I know this has been talked about more than what's happening in Corrie, but....

http://news.bbc.co.uk/1/hi/world/europe/7929830.stm

Any news from the locality, Eddie?

Russell


----------



## Superk (Aug 22, 2005)

If it goes ahead it will be boom time for the Mafia and what should be concrete won't be.

Saw many examples of uncompleted projects in Calabria - asked a local why the flyover past their village never got completed:

'It'll never get finished because no-one wants it but every year we get lots of money from the EU - this year we put some railings in then the money ran out - no one works here but everyone has a new car each year and their children go to private school.'

and:

'There's nothing wrong with the concrete except there's no concrete in it.'

:wink: 
Keith


----------



## Grizzly (May 9, 2005)

Superk said:


> 'There's nothing wrong with the concrete except there's no concrete in it.'


Presumably it's full of bodies - ?

I'd not idea this was a possibility but, even if it's finished, I'm not sure I'd use it after Keith's comments ! Thanks for the link Russell.

Does anyone remember ( and it might be there yet) the small section of road built in the 60s in Colombey les Deux Eglise ? From the north the road had been built to go up, from the south to go down and the whole thing looked like a modern S shaped sculpture.
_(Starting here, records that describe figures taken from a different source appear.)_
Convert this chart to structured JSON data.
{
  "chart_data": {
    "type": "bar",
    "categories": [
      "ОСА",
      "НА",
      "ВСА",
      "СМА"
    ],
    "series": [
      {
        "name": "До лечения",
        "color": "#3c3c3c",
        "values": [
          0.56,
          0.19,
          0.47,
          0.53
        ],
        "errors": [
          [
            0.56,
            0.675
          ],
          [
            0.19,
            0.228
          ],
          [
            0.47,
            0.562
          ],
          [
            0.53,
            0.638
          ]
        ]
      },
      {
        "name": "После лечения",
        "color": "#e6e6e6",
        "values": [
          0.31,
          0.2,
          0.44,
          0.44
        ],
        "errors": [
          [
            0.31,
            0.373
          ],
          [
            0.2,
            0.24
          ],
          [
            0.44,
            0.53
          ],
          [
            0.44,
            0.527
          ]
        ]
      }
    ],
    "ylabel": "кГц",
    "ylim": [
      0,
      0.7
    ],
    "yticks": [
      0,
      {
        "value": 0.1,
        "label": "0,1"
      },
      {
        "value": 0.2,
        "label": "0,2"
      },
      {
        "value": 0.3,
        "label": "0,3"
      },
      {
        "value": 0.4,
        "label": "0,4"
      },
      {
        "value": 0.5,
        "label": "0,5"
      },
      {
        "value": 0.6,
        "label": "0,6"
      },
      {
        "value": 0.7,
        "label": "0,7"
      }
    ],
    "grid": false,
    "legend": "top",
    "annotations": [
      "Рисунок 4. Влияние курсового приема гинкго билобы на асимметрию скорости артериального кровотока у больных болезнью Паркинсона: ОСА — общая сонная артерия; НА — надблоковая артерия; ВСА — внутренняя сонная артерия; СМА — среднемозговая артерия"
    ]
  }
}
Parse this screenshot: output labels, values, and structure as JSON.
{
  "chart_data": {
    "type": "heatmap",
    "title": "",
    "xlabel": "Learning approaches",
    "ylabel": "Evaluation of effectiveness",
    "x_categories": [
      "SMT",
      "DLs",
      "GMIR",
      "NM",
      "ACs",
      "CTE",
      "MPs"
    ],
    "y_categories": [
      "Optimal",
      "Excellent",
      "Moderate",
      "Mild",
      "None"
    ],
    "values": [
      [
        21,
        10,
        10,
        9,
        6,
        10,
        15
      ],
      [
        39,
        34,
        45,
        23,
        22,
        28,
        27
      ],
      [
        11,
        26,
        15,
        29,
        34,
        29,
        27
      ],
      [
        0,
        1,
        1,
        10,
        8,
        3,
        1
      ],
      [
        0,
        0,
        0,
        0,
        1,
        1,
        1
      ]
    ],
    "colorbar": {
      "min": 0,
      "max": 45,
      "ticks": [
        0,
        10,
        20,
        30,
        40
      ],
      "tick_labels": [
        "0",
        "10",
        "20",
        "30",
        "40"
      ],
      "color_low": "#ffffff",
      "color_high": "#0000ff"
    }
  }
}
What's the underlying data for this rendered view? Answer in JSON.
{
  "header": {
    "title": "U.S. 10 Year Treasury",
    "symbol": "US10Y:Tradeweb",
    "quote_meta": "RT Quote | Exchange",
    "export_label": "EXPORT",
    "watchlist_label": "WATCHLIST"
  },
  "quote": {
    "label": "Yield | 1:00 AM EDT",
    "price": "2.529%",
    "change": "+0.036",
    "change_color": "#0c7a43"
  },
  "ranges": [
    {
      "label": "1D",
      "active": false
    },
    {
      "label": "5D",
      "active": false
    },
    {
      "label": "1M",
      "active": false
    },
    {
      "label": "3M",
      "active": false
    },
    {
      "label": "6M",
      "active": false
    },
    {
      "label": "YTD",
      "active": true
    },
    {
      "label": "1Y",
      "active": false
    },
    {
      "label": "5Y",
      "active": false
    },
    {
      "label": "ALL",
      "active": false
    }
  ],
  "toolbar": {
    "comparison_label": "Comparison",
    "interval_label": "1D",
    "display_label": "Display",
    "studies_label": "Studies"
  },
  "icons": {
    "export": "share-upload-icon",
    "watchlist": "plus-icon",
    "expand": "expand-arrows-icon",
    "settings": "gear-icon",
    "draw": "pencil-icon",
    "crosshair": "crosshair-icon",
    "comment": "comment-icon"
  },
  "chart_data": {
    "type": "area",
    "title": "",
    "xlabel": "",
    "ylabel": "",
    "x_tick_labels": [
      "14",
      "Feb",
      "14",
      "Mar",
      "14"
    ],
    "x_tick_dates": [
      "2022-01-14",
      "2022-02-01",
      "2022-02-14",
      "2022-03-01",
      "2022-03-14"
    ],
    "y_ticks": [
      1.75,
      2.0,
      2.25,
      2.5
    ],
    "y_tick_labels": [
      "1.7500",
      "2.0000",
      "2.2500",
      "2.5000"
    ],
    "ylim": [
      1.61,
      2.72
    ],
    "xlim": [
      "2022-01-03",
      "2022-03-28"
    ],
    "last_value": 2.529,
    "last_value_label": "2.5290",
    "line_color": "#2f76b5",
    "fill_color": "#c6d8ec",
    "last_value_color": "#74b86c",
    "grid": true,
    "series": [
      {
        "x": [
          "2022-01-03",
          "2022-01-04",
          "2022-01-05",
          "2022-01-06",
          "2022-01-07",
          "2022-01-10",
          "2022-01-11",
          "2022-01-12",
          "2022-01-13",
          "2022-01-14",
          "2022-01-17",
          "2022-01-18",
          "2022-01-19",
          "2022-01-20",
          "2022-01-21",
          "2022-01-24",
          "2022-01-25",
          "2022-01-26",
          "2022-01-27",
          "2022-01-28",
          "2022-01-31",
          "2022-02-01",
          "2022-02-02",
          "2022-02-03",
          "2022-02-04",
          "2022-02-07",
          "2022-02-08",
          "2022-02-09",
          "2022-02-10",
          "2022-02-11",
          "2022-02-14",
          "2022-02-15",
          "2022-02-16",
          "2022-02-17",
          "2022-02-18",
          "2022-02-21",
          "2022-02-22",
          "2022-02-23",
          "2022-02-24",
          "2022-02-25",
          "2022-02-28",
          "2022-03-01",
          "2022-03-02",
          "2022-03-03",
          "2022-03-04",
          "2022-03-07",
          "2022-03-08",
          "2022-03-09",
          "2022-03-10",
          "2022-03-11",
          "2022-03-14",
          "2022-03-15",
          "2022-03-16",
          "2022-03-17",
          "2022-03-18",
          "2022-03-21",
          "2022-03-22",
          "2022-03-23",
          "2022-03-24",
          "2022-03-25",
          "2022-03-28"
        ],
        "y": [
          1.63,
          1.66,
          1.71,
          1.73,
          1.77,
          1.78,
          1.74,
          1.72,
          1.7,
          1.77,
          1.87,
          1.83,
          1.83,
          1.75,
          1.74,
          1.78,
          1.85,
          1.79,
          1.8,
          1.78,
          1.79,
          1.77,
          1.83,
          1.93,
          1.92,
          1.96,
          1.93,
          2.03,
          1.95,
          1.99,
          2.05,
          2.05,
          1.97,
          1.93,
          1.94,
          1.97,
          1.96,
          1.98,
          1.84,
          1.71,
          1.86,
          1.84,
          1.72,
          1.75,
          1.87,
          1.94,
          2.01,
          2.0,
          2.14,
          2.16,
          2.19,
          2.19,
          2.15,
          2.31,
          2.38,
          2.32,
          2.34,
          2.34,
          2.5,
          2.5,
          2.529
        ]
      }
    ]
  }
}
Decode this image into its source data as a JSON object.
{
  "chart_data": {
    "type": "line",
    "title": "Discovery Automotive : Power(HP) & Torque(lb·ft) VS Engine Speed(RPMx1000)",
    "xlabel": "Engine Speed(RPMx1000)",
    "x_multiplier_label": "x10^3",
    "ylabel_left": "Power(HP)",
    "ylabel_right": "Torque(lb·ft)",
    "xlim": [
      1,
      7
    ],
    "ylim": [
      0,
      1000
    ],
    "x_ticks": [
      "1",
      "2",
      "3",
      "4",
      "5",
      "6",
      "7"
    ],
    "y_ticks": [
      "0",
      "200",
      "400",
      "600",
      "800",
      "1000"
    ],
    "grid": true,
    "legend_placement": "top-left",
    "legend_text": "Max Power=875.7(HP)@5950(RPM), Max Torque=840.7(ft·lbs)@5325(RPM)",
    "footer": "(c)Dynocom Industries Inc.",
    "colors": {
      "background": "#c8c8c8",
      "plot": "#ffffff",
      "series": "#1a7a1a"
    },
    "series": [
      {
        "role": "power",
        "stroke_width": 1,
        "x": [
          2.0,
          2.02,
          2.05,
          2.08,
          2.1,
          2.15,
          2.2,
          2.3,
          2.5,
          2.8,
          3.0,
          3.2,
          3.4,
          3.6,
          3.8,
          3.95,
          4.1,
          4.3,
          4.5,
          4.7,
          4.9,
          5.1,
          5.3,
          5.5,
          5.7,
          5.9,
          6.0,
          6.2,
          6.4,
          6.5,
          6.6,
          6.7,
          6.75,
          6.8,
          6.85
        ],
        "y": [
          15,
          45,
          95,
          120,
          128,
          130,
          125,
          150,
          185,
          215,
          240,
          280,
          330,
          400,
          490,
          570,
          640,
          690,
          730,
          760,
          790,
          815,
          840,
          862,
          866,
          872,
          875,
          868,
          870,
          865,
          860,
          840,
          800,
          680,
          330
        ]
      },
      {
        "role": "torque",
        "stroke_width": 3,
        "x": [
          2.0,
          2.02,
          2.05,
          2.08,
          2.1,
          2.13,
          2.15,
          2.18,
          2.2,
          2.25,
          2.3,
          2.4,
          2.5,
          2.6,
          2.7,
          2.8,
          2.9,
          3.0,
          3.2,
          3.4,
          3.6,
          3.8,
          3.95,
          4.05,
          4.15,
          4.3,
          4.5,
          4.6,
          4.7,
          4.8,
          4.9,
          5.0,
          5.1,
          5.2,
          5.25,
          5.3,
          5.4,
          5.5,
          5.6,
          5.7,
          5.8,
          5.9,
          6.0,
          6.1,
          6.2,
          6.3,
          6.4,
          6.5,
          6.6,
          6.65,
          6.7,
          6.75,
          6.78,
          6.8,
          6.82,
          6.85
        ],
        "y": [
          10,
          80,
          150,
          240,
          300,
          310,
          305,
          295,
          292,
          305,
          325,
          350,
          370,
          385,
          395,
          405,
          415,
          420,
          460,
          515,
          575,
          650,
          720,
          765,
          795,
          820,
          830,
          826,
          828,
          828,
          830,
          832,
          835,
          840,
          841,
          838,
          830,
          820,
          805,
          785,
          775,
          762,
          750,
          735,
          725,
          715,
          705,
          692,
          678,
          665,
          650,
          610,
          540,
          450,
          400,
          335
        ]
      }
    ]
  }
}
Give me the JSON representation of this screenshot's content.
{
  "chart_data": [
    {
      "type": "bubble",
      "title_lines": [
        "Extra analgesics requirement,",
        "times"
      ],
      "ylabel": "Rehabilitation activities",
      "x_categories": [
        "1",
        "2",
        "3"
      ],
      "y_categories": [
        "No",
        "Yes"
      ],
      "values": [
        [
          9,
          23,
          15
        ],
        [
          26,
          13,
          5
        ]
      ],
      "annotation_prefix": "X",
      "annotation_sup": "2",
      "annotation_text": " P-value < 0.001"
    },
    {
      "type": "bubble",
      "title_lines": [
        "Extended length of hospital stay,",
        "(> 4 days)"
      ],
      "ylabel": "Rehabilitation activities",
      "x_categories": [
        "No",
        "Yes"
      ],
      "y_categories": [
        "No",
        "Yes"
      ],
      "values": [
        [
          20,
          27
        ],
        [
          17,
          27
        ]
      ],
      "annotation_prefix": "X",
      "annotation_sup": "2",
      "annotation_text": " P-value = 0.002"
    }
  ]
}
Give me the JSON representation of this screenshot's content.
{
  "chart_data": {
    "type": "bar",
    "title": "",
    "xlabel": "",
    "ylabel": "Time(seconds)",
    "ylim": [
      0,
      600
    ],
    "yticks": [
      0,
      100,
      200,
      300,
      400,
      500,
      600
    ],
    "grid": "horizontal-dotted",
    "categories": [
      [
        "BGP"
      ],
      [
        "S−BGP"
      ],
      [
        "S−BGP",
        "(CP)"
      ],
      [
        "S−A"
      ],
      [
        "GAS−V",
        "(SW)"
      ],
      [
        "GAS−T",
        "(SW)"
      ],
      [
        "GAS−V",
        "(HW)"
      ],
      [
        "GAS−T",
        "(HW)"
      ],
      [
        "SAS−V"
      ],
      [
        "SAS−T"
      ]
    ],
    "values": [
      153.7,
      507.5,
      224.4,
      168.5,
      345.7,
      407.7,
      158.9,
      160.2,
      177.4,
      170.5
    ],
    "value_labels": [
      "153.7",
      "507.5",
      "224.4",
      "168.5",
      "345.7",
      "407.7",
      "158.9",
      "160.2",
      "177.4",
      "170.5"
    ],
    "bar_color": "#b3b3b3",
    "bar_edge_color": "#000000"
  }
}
Even the French make dreadful mistakes !

G


----------



## 113016 (Jun 5, 2008)

My memories of Sicily when I was International trucking is MAFIA MAFIA MAFIA and I seriously mean it. In my opinion all of Italy is run by the MOB and it is or was not hidden!
But getting back to roads, I also remember the Sicilian drivers would stay behind my truck on straight bits of road and when I came to the bends they would overtake 8O 8O 
Kamikaze pilots I believe 
I wonder how they would drive on a long high bridge


----------



## eddied (May 9, 2005)

*Ponte sulla Stretta di Messina*

 Ciao Russell, and all.
Final approval to the building of the bridge over the Straits of Messina was agreed at a cabinet meeting of the Berlusconi government on Thursday, along with several other measures. Some 16 billion Euros in total available.
The press conference that followed was widely reported on Euronews English, 
CNN, Bloomberg Europe, and BBC World News.
Actual breaking of soil will probably not start until sometime in 2010. I would not expect to see it finished in my lifetime, althought they say it should be completed by 2016.
Other comments re Mafia, body filled concrete etc. I will leave to the people that make them.
saluti,
eddied


----------



## eddied (May 9, 2005)

*Sicily bridge*

 Ciao ancora Russell,
just watched your BBC news clip. The usual uninformed codswallop.
In fact of the 16 billion Euro earmarked for immediate use, 8 is for the bridge, and another 8 for the schools, hopsitals, and subsidised housing that the anti-Berlusconi brigade are on about. As for the Mafia; well what else is the GB/USA current banking/insurance/high finance sector?
saluti,
eddied


----------